Clean-break award in short but wealthy marriage upheld.

This was an appeal by the husband against the first-instance decision (see M v M [2005] EWHC 528 (Fam)) in which the judge made an overall award of £5 million to the wife, comprising a transfer to her of the matrimonial home free of mortgage (agreed value £2.3m) and a capital fund of £2.7m to ensure her relative affluence.

Four main contentions were advanced on behalf of the husband:

(1) the judge erred in permitting the wife to adduce evidence as to the cause of the breakdown in the face of her FDR declaration;

(2) the judge erred in holding that the husband was to blame for the breakdown of the marriage and that this consideration shielded the wife from the husband's reliance on the short duration of the marriage;

(3) the judge was plainly wrong to justify his substantial award on the ground that the wife had a legitimate expectation that she would live at a higher standard of affluence than she had enjoyed prior to the marriage on a long-term basis; and

(4) the judge wrongly rejected a clear line of authority that established the principle on which claims were to be determined in short marriage cases, in particular S v S [1976] FLR 640, H v H [1981] 2 FLR 392, Robertson v Robertson [1983] 4 FLR 387, and Hedges v Hedges [1991] 1 FLR 196.

The main issues to be decided by the court related to the third contention, namely: was the judge's conclusion sufficiently explained and reasoned; and was the judge's overall award plainly excessive?

Held, dismissing the appeal, that the judge has sufficiently explained his reasoning process, albeit that his judgment was heavily nuanced; and the award was not so excessive as to be outside the band within which reasonable disagreement was possible; the ambit of the judge's discretion in cases involving very large assets and a short childless marriage was particularly wide.

The court also dismissed the other contentions; in relation to the weight to be accorded to the pre-2000 cases, the court was firmly of the view that they were no longer good law, and the approach adopted in those decisions, both at first instance and on appeal, could not survive in the light of the House of Lords decision in White v White [2001] 1 AC 596.

Case comment by Tacey Cronin of Albion Chambers

We commented on the first instance decision in this case that it was bound to be appealed and here is the appeal – already broadcast in the popular press since appeals are heard in open court.
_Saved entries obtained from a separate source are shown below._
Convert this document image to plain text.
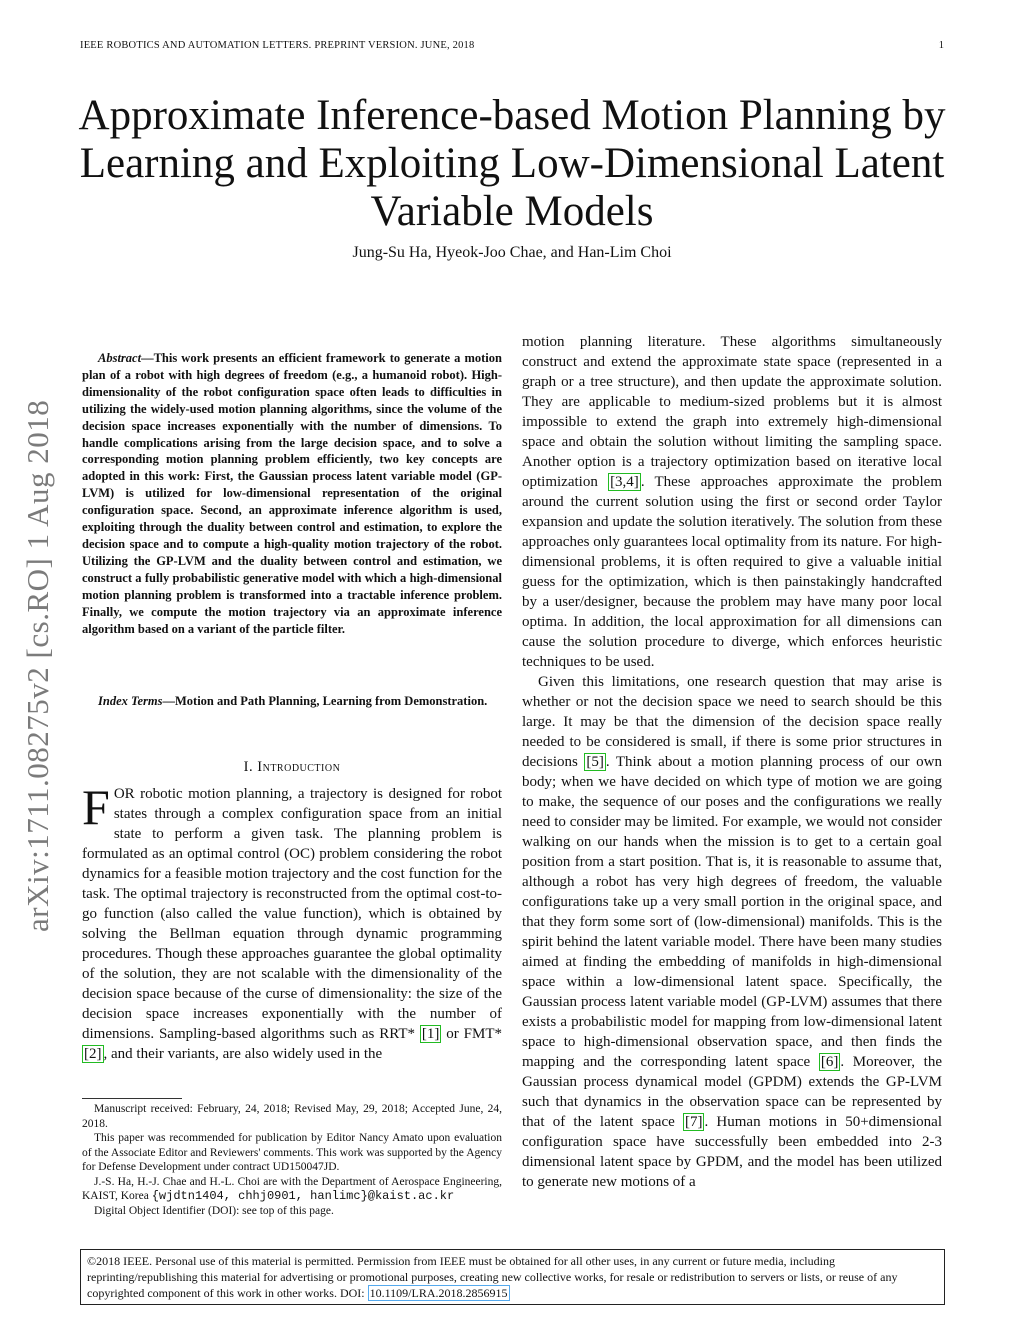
IEEE ROBOTICS AND AUTOMATION LETTERS. PREPRINT VERSION. JUNE, 2018	1
Approximate Inference-based Motion Planning by Learning and Exploiting Low-Dimensional Latent Variable Models
Jung-Su Ha, Hyeok-Joo Chae, and Han-Lim Choi
arXiv:1711.08275v2 [cs.RO] 1 Aug 2018

Abstract—This work presents an efficient framework to generate a motion plan of a robot with high degrees of freedom (e.g., a humanoid robot). High-dimensionality of the robot configuration space often leads to difficulties in utilizing the widely-used motion planning algorithms, since the volume of the decision space increases exponentially with the number of dimensions. To handle complications arising from the large decision space, and to solve a corresponding motion planning problem efficiently, two key concepts are adopted in this work: First, the Gaussian process latent variable model (GP-LVM) is utilized for low-dimensional representation of the original configuration space. Second, an approximate inference algorithm is used, exploiting through the duality between control and estimation, to explore the decision space and to compute a high-quality motion trajectory of the robot. Utilizing the GP-LVM and the duality between control and estimation, we construct a fully probabilistic generative model with which a high-dimensional motion planning problem is transformed into a tractable inference problem. Finally, we compute the motion trajectory via an approximate inference algorithm based on a variant of the particle filter.

Index Terms—Motion and Path Planning, Learning from Demonstration.

I. Introduction

FOR robotic motion planning, a trajectory is designed for robot states through a complex configuration space from an initial state to perform a given task. The planning problem is formulated as an optimal control (OC) problem considering the robot dynamics for a feasible motion trajectory and the cost function for the task. The optimal trajectory is reconstructed from the optimal cost-to-go function (also called the value function), which is obtained by solving the Bellman equation through dynamic programming procedures. Though these approaches guarantee the global optimality of the solution, they are not scalable with the dimensionality of the decision space because of the curse of dimensionality: the size of the decision space increases exponentially with the number of dimensions. Sampling-based algorithms such as RRT* [1] or FMT* [2] , and their variants, are also widely used in the

Manuscript received: February, 24, 2018; Revised May, 29, 2018; Accepted June, 24, 2018.

This paper was recommended for publication by Editor Nancy Amato upon evaluation of the Associate Editor and Reviewers' comments. This work was supported by the Agency for Defense Development under contract UD150047JD.

J.-S. Ha, H.-J. Chae and H.-L. Choi are with the Department of Aerospace Engineering, KAIST, Korea {wjdtn1404, chhj0901, hanlimc}@kaist.ac.kr

Digital Object Identifier (DOI): see top of this page.

motion planning literature. These algorithms simultaneously construct and extend the approximate state space (represented in a graph or a tree structure), and then update the approximate solution. They are applicable to medium-sized problems but it is almost impossible to extend the graph into extremely high-dimensional space and obtain the solution without limiting the sampling space. Another option is a trajectory optimization based on iterative local optimization [3,4] . These approaches approximate the problem around the current solution using the first or second order Taylor expansion and update the solution iteratively. The solution from these approaches only guarantees local optimality from its nature. For high-dimensional problems, it is often required to give a valuable initial guess for the optimization, which is then painstakingly handcrafted by a user/designer, because the problem may have many poor local optima. In addition, the local approximation for all dimensions can cause the solution procedure to diverge, which enforces heuristic techniques to be used.

Given this limitations, one research question that may arise is whether or not the decision space we need to search should be this large. It may be that the dimension of the decision space really needed to be considered is small, if there is some prior structures in decisions [5] . Think about a motion planning process of our own body; when we have decided on which type of motion we are going to make, the sequence of our poses and the configurations we really need to consider may be limited. For example, we would not consider walking on our hands when the mission is to get to a certain goal position from a start position. That is, it is reasonable to assume that, although a robot has very high degrees of freedom, the valuable configurations take up a very small portion in the original space, and that they form some sort of (low-dimensional) manifolds. This is the spirit behind the latent variable model. There have been many studies aimed at finding the embedding of manifolds in high-dimensional space within a low-dimensional latent space. Specifically, the Gaussian process latent variable model (GP-LVM) assumes that there exists a probabilistic model for mapping from low-dimensional latent space to high-dimensional observation space, and then finds the mapping and the corresponding latent space [6] . Moreover, the Gaussian process dynamical model (GPDM) extends the GP-LVM such that dynamics in the observation space can be represented by that of the latent space [7] . Human motions in 50+dimensional configuration space have successfully been embedded into 2-3 dimensional latent space by GPDM, and the model has been utilized to generate new motions of a

©2018 IEEE. Personal use of this material is permitted. Permission from IEEE must be obtained for all other uses, in any current or future media, including reprinting/republishing this material for advertising or promotional purposes, creating new collective works, for resale or redistribution to servers or lists, or reuse of any copyrighted component of this work in other works. DOI: 10.1109/LRA.2018.2856915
Yes, this wife was left with 4.5 million pounds against her husband's current wealth of 17.5 millions after less than 3 years marriage: but she had been totally committed to the marriage, done all she could have done to keep it going, her own pre-marriage earnings had been £85,000 and the husband stood to receive income at a very high level (£1m p.a.) for the foreseeable future.

The appellate court might not have been as generous as the Judge, but there was nothing wrong with his decision even if it was briefly argued – "expressed in nuances". The report makes some comments on the appeal process: it will be more useful to concentrate on the better points in the grounds of appeal (!), first instance judgments won't be perfect, and Judges who hear evidence are better placed to assess the s25 factors than appeal courts.

The decision refers to Foster v Foster [2003] 2 FLR 299 Hale J and the need to avoid discrimination: it clearly endorses the nature of marriage and the value of commitment, at least in the context of assessing the relevance of the length of the marriage (contrast Stack v Dowden) and admits the relevance of the parties' good conduct as contribution: it endorses the Judge's comments on expectation: it interprets Foster for those of us who thought it might have been a case limited to its own facts as signaling a new approach to the short childless marriage, and it sounds the death knell for putting wives back on their feet – as opposed to putting both parties back into the positions they were in before the marriage.

Classically, the Court say that they are not setting any new yardsticks: your commentator has had four hearings in financial cases since this decision was reported and in two of those the district judge has commented on the implications of Miller!